Michel le maraîcher a construit une bien étrange cabane. Une nouveauté dans le paysage Seine-et-Marnais. Une nouveauté éphémère, cependant, qui se moque des permis de construire, et pour cause: à partir d’un unique conteneur maritime, une grande boîte en ferraille de 20 pieds dénichée sur Le Bon coin et posée dans un recoin de la ferme, le bonhomme a réalisé une chambre de stockage pour légumes. En l’occurrence, des courges.

Conservation courges conteneur paille - Ferme de Videau

La récolte annuelle de ces cucurbitacées est conséquente et se vend au compte-goutte: courge spaghetti, musquée de Provence, sucrine du Berry, butternut, pleine de Naples, longue de Nice, patidou, potimarron… doivent pouvoir se conserver jusqu’au printemps.

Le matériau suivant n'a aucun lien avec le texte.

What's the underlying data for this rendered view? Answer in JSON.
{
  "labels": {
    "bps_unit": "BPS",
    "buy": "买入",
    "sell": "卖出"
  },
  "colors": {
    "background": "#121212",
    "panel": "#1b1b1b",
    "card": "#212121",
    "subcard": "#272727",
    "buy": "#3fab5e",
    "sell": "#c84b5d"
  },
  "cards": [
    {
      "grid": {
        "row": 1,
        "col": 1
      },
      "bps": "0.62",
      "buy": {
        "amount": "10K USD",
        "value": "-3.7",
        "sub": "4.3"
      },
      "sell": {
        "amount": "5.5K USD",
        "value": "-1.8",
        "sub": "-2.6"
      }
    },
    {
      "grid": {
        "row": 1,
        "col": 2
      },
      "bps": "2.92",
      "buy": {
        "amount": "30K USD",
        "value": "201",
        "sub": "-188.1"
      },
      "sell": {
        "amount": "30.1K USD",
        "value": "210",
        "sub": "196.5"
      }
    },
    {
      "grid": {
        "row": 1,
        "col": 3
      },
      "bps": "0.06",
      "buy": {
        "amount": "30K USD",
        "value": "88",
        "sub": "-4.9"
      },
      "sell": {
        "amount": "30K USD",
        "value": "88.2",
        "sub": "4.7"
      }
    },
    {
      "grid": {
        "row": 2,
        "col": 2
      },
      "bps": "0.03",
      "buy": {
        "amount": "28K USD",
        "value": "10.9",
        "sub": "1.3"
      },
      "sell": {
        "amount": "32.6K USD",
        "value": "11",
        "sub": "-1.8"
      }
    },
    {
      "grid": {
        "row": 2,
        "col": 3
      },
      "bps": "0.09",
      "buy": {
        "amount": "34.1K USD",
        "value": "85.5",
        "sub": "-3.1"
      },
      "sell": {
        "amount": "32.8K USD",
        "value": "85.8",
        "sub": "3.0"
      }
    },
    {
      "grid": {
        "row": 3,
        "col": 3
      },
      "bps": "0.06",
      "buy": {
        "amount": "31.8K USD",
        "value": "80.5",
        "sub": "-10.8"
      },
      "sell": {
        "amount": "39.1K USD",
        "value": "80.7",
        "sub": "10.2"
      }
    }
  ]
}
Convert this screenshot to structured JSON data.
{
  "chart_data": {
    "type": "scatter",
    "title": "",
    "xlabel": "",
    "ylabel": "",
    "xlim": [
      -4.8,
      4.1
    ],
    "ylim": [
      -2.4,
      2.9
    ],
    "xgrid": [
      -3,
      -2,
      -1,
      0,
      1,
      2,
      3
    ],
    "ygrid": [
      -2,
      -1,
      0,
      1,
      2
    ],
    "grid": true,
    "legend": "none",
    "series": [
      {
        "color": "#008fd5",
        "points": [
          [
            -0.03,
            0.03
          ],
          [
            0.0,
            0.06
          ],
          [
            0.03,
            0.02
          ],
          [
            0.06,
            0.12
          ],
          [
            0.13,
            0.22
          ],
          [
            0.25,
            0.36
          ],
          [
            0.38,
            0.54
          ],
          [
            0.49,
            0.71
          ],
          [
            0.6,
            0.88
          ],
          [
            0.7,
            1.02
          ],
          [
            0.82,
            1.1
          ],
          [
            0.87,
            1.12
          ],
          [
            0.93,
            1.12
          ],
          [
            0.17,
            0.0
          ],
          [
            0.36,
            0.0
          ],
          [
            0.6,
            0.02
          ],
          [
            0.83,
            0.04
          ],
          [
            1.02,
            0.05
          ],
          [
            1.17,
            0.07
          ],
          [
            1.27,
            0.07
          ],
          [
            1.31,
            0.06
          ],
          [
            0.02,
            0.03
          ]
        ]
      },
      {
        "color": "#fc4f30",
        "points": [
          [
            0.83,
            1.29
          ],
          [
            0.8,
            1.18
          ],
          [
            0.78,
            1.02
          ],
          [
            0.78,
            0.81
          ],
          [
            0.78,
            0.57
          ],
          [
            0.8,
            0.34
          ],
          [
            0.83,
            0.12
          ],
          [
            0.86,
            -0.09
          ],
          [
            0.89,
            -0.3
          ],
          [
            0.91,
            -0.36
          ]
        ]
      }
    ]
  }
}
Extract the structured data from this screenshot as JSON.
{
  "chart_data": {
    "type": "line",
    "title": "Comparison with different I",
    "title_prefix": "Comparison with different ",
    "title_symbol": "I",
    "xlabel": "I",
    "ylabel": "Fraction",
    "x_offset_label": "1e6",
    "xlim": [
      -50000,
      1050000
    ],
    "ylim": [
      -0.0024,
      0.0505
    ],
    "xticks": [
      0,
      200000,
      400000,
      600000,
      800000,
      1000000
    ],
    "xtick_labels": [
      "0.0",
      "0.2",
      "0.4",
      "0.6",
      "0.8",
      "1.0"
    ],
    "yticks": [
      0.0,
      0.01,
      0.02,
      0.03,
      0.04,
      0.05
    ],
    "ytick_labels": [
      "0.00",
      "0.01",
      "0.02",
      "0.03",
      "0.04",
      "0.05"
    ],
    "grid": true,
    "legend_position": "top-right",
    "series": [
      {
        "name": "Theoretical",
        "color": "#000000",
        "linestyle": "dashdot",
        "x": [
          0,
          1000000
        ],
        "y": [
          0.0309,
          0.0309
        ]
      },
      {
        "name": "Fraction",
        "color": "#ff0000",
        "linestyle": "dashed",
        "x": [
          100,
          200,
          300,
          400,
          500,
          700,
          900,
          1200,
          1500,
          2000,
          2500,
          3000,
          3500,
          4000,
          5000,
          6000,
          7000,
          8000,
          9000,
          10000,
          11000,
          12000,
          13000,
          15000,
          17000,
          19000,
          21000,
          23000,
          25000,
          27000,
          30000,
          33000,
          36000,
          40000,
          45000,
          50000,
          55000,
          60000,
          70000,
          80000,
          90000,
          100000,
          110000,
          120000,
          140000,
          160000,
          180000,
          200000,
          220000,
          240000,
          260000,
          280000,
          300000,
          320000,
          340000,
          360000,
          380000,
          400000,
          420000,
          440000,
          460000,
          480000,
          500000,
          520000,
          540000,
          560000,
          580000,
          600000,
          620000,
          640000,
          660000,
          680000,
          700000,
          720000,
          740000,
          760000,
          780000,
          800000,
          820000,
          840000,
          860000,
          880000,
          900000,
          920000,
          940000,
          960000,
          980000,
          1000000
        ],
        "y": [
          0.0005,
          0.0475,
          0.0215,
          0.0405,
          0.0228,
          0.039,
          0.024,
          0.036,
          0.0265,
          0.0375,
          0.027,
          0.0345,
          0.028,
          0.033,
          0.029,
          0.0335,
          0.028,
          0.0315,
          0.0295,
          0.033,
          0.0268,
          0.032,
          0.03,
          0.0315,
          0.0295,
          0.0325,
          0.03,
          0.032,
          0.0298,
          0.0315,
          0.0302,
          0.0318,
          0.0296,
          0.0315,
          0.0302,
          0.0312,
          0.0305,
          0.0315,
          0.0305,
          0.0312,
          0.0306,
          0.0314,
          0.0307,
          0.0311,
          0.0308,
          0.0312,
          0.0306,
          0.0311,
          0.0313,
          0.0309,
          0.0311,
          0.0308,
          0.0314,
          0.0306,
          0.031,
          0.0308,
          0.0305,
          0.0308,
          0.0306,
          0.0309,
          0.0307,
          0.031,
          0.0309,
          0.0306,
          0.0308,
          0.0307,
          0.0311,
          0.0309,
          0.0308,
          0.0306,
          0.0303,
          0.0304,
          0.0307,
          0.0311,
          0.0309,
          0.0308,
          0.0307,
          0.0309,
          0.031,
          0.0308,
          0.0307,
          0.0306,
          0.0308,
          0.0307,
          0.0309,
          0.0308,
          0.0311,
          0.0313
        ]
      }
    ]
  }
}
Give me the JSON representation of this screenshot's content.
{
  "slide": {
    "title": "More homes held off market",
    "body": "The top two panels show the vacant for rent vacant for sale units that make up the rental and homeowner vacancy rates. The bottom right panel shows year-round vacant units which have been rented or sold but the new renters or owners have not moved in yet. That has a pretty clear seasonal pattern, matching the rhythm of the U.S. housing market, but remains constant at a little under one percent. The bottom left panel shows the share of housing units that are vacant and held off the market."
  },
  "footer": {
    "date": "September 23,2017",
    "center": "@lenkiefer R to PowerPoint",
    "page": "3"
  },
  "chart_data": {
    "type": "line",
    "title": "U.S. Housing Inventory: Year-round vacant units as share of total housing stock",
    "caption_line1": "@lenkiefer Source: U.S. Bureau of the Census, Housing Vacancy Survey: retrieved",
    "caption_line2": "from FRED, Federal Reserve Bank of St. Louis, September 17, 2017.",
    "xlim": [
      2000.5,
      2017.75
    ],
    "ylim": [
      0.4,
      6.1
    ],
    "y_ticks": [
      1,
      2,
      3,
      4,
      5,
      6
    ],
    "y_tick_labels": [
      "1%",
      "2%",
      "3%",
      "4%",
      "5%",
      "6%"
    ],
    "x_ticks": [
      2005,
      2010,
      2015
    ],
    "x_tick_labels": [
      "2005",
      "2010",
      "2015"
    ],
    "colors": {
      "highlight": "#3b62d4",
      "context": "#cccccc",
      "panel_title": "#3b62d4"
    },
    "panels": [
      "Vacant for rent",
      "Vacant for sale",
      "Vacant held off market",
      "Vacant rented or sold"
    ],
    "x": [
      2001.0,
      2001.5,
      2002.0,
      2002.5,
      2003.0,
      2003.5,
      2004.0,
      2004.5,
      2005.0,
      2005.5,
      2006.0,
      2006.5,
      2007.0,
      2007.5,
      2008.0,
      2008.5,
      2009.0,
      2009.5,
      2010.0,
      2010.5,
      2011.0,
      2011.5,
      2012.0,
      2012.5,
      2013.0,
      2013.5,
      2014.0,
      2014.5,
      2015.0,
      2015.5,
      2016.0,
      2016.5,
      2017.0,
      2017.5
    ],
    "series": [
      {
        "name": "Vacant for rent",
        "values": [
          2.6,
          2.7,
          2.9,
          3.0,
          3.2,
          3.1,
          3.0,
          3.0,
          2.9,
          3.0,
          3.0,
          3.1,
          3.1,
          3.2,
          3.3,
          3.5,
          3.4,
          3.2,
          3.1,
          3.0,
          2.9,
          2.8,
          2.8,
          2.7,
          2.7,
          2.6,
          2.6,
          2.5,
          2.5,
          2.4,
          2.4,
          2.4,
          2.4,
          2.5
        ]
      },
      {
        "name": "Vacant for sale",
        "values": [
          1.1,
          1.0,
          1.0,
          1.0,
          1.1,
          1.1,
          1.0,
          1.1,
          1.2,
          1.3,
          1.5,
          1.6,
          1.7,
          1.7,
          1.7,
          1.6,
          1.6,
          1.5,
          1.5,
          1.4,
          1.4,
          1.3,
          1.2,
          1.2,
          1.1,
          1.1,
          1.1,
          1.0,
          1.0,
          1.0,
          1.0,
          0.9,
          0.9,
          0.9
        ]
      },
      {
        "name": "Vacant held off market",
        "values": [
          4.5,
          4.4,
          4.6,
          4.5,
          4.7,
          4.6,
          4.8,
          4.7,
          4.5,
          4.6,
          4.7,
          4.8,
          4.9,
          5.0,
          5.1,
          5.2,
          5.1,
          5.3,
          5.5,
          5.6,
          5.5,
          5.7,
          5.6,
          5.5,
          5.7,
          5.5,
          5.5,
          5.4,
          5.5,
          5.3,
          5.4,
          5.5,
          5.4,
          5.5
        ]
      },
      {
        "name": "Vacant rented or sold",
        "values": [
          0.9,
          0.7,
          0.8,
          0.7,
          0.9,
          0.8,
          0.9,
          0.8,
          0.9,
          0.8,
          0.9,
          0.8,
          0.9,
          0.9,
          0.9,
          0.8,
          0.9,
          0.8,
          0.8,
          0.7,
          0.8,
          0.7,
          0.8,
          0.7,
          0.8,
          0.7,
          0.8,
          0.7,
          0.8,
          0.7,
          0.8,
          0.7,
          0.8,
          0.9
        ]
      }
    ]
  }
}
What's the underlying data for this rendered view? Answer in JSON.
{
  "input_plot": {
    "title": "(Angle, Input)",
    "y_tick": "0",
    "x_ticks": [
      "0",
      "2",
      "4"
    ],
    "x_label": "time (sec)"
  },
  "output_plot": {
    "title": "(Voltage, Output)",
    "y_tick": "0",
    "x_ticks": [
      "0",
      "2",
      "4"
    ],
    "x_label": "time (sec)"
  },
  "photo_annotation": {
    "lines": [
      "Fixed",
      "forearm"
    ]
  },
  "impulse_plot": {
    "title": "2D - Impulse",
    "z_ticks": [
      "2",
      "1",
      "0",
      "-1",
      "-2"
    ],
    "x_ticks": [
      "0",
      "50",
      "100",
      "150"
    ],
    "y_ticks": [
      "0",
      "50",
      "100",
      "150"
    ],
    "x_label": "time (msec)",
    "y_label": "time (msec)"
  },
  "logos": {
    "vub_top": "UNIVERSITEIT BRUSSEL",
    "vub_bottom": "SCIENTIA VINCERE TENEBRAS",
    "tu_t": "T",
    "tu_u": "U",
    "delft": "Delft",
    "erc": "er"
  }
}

Première difficulté: les courges, légumes joufflus, sont aussi de délicats petits êtres qui craignent les chocs. Pas question, donc, de les empiler façon patates dans un palox de 600kg. Chez Michel, le stockage des courges se fait sur des étagères, en rang d’oignons, pour réduire au minimum la pression sur leur enveloppe. On essaie de les espacer: si l’une d’elle venait à pourrir, la transmission de ses miasmes en serait limitée.

Surtout, en plus de réclamer de la place, les courges ont besoin de chaleur et d’une bonne aération. Quand la conservation des légumes se fait souvent dans un froid relativement humide, on préférera ici un climat chaud et sec.

L’idée de Michel est diablement simple, et je ne pouvais pas manquer d’en réaliser un écorché. L’isolation du conteneur est assurée par une paroi de ballots de paille, à son tour recouverte d’une bâche plastique pour l’étanchéité.
L’air est renouvelé depuis le sas d’entrée par un extracteur d’air (VMC, pour Ventilation Électrique Contrôlée) et la pièce de stockage, avec ses rayonnages pour recevoir la récolte, est chauffée par convecteur électrique.

Je l’ai dit plus haut: une telle installation ne nécessite aucun permis de construire, puisque l’ensemble peut être démonté en un tour de main (ou presque). Mais qui s’en soucie? La cabane de Michel a encore de beaux courants d’air devant elle.